Je dois avouer que j’ai eu un pincement au cœur lorsque j’ai vu la liste des inscriptions après avoir confirmé la mienne. En effet, deux connaissances qui étaient à St-Donat s’étaient inscrites au 65 km très récemment. Grrr !!!  En plus, j’y aurais retrouvé beaucoup de coureurs d’élite d’ici, des gens avec qui il est toujours plaisant d’échanger. Aussi, si j’avais été au sommet de ma forme, j’aurais beaucoup aimé me comparer avec une athlète de haut niveau comme l’ancienne cycliste Lyne Bessette qui y sera. Ce sera pour une prochaine fois…

Toujours pas changé d’avis

Hé oui, c’est toujours la lune de miel avec la région de Lake Placid. Hier, nous sommes allés faire un tour en « ville » et j’ai pu faire une épicerie type ultrarunner en faisant le plein de gels GU (à 99 cents !!!) et de barres énergétiques. Et comble de bonheur, ils avaient toutes les saveurs et la date de péremption n’était pas la mi-septembre.  Je pourrais m’habituer à ça, moi…

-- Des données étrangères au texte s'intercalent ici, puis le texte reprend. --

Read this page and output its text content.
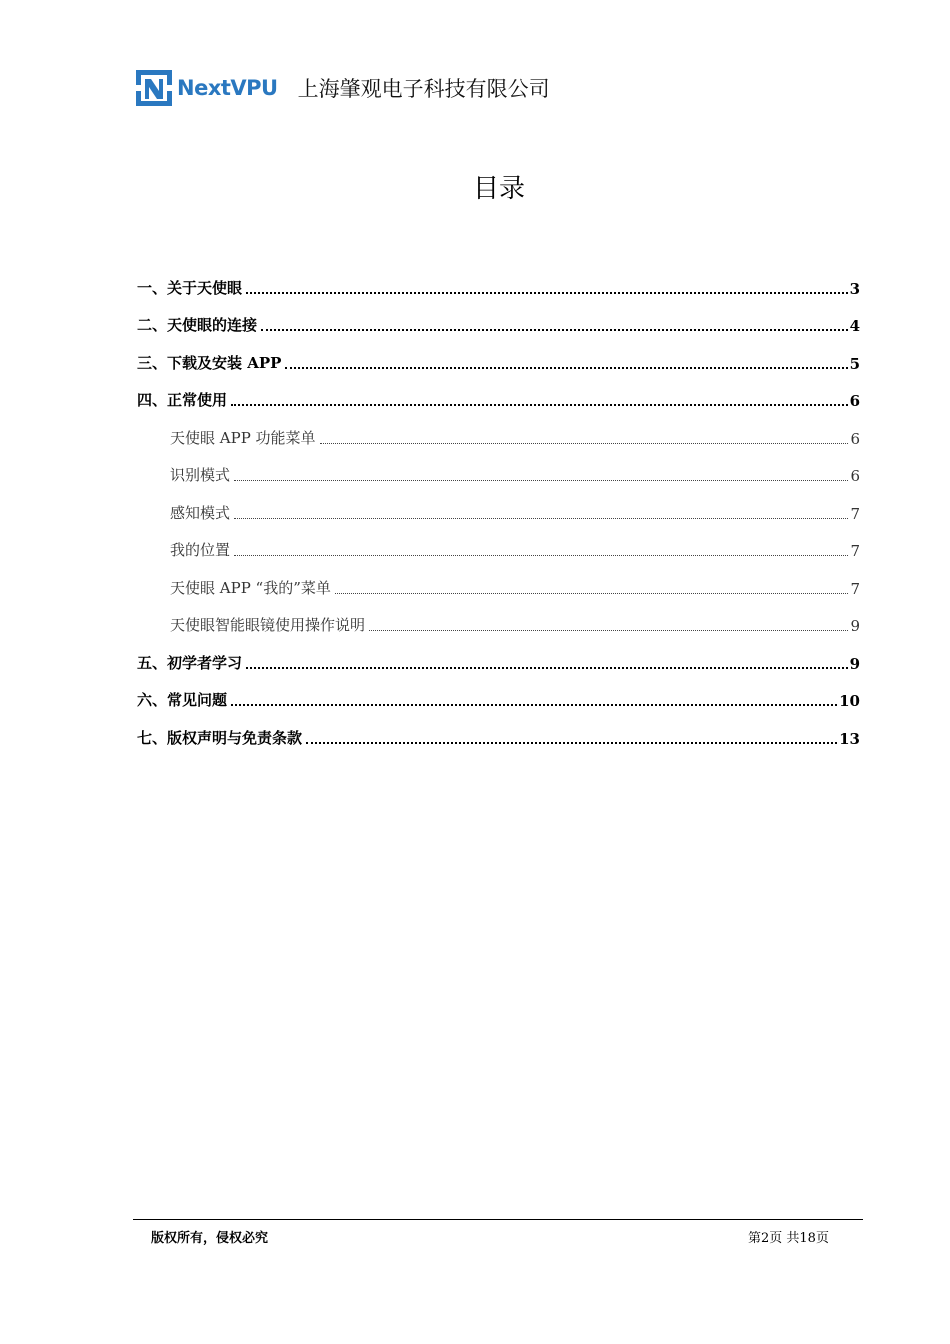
NextVPU 上海肇观电子科技有限公司
目录
一、关于天使眼	3
二、天使眼的连接	4
三、下载及安装 APP	5
四、正常使用	6
天使眼 APP 功能菜单	6
识别模式	6
感知模式	7
我的位置	7
天使眼 APP “我的”菜单	7
天使眼智能眼镜使用操作说明	9
五、初学者学习	9
六、常见问题	10
七、版权声明与免责条款	13
版权所有，侵权必究	第2页 共18页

En plus, il me semble que j’aurais tant d’endroits à découvrir, à explorer… Juste à partir des sentiers situés tout près, il y a trois sommets qui sont accessibles et je n’ai pas encore pu y aller. Hier, j’ai fait un essai avec ma compagne quadrupède, mais comme il faisait chaud, elle a fini par me faire savoir qu’elle n’avait vraiment pas envie de se taper l’ascension au complet, alors nous avons rebroussé chemin, sans savoir si le sommet était proche ou non. Ce sera pour une prochaine fois. Ça m’a tout de même permis de faire un entraînement en montée et certains passages n’étaient pas piqués des vers. Pour la descente, disons que j’enviais son centre de gravité situé à 6-8 pouces du sol. Elle passait son temps à se retourner, ayant l’air de dire: « Ben voyons, tu te grouilles le derrière ou pas ? ». Ouais ouais, mademoiselle chose, tu ne disais pas la même affaire en montant !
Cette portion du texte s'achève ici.